Exclusive Interview: Nathan Phillips talks These Final Hours


Continuing a stellar run for Australian cinema in 2014 is the fantastic low-fi apocalypse drama These Final Hours. It’s a brutally honest examination of the human condition when the end is near, that covers every emotion on the spectrum in just under ninety minutes – and a neat reimagining of a well worn genre to boot. It’s a wild ride, and I sat down with the star of the film to get his take on the story.

Nathan Phillips plays James, a regular Aussie guy at the heart of the film. “He’s coming out of his twenties and into his thirties, and I think from his past he was a bit of a selfish, self obsessed kinda guy,” Phillips says. “There’s so many things that aren’t very redeemable about him, but James is such an earnest bloke on the threshold of finding substance in his life. He has to take a long road to redemption – he takes a few wrong turns but he’s living, he’s learning, and that’s what this human experience is about – James is just the everyday bloke that we can all relate to, he’s trying to just work it out and he gets there in the end.”

When Phillips read the script, he instantly connected with the world that writer-director Zak Hilditch created. “It was a very well written, very honest script – genre sci fi, a fun genre – it was Australian, it’s now and i just really fell in love with the writing. And what a role, there’s an arc of sensitivity and masculinity and bravado, this deep sensitive guy underneath all that and trying to create that on screen was a fun challenge.”

When I speak to Phillips after the premiere in Brisbane, it’s the first time he’s seen the film since its premiere at the Melbourne International Film Festival almost a year ago – “it really reignited a lot of things I hadn’t really thought about – the humour jumped out, the relationships jumped out – and the ending of the movie, where she says “it’s beautiful”. For me, I could just want to write a thesis on it, talk all the different themes and the questions that it raises – there’s so much in there – but this isn’t a film with an agenda of selling Christianity or spirituality. It’s a great film commenting on the human condition.”

“It’s a great film that will allow an audience to step away and take something home, something to mull over – hopefully call a loved one or just wanna reach out to someone. Zak Hilditch did an incredible job, taking a very honest look at how people deal with this big confronting idea.” Each character’s reaction to the fast approaching end is different from the next, but Phillips says it’s the reaction of James’ mother, played by Lynette Curran, that he connected with the most – “the simplicity of it – “I’m just gonna do some puzzles”. She’s not fearing it, she’s not running – even for her to say that line, it made me laugh so hard, ‘when you can’t see your grandkids, the end can’t come soon enough’ and I’m like ‘you can’t say that!’ but that’s her, she’s very very brash.”

Since its premiere at MIFF in 2013, These Final Hours has since been across the world – and Phillips enthusiastically tells me that the film’s outing at Cannes was the highlight of the experience. “It’s just such a bucket list thing – it’s Disneyland for us big kids!
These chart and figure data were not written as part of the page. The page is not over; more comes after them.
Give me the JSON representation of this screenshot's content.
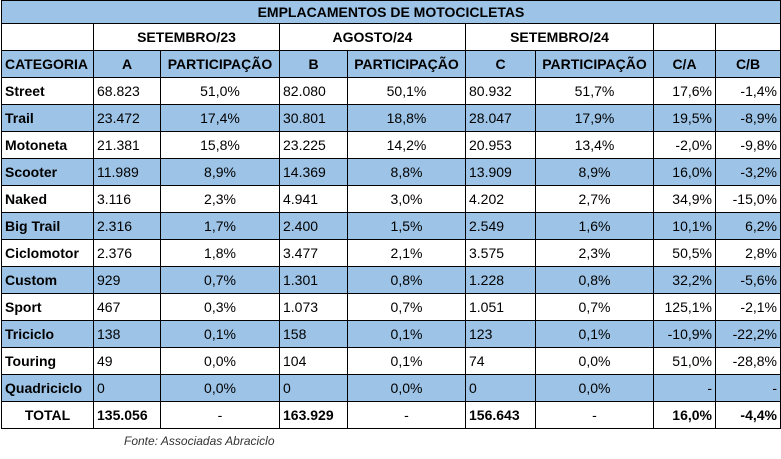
{
  "title": "EMPLACAMENTOS DE MOTOCICLETAS",
  "period_headers": [
    "SETEMBRO/23",
    "AGOSTO/24",
    "SETEMBRO/24"
  ],
  "columns": [
    "CATEGORIA",
    "A",
    "PARTICIPAÇÃO",
    "B",
    "PARTICIPAÇÃO",
    "C",
    "PARTICIPAÇÃO",
    "C/A",
    "C/B"
  ],
  "rows": [
    [
      "Street",
      "68.823",
      "51,0%",
      "82.080",
      "50,1%",
      "80.932",
      "51,7%",
      "17,6%",
      "-1,4%"
    ],
    [
      "Trail",
      "23.472",
      "17,4%",
      "30.801",
      "18,8%",
      "28.047",
      "17,9%",
      "19,5%",
      "-8,9%"
    ],
    [
      "Motoneta",
      "21.381",
      "15,8%",
      "23.225",
      "14,2%",
      "20.953",
      "13,4%",
      "-2,0%",
      "-9,8%"
    ],
    [
      "Scooter",
      "11.989",
      "8,9%",
      "14.369",
      "8,8%",
      "13.909",
      "8,9%",
      "16,0%",
      "-3,2%"
    ],
    [
      "Naked",
      "3.116",
      "2,3%",
      "4.941",
      "3,0%",
      "4.202",
      "2,7%",
      "34,9%",
      "-15,0%"
    ],
    [
      "Big Trail",
      "2.316",
      "1,7%",
      "2.400",
      "1,5%",
      "2.549",
      "1,6%",
      "10,1%",
      "6,2%"
    ],
    [
      "Ciclomotor",
      "2.376",
      "1,8%",
      "3.477",
      "2,1%",
      "3.575",
      "2,3%",
      "50,5%",
      "2,8%"
    ],
    [
      "Custom",
      "929",
      "0,7%",
      "1.301",
      "0,8%",
      "1.228",
      "0,8%",
      "32,2%",
      "-5,6%"
    ],
    [
      "Sport",
      "467",
      "0,3%",
      "1.073",
      "0,7%",
      "1.051",
      "0,7%",
      "125,1%",
      "-2,1%"
    ],
    [
      "Triciclo",
      "138",
      "0,1%",
      "158",
      "0,1%",
      "123",
      "0,1%",
      "-10,9%",
      "-22,2%"
    ],
    [
      "Touring",
      "49",
      "0,0%",
      "104",
      "0,1%",
      "74",
      "0,0%",
      "51,0%",
      "-28,8%"
    ],
    [
      "Quadriciclo",
      "0",
      "0,0%",
      "0",
      "0,0%",
      "0",
      "0,0%",
      "-",
      "-"
    ]
  ],
  "total": [
    "TOTAL",
    "135.056",
    "-",
    "163.929",
    "-",
    "156.643",
    "-",
    "16,0%",
    "-4,4%"
  ],
  "source": "Fonte: Associadas Abraciclo",
  "colors": {
    "header_fill": "#9dc3e6",
    "border": "#000000"
  }
}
It’s a mecca of filmmaking, the best festival in the world. Just being able to share it with everyone, it’s such a great film to be championing and to be a part of – it’s a very interesting look at a genre that’s very appealing to people, it’s very simple and smart and eloquent and very Australian. You’re seeing a new crop of wonderful talent – Sarah Snook, Jess De Gouw, Angourie Rice – what a firecracker.”

For my last question, I asked him for one reason someone should line up and buy a ticket. “Everyone in this film is being confronted with their own story, their own existence, their own journey – how do you spend ‘these final hours’? I think this film reminds us that it’s really important to be, how love is the greatest gift we can give and share. If you’re feeling a little lost or feeling like you need to get your spiritual compass in line, I’d say go see this movie. Trust this is an Australian film where you’ll get bang for buck and you’ll walk away proud of a new piece of Australian cinema – quote me on that,” he says with a grin.

These Final Hours opens nationwide on July 31.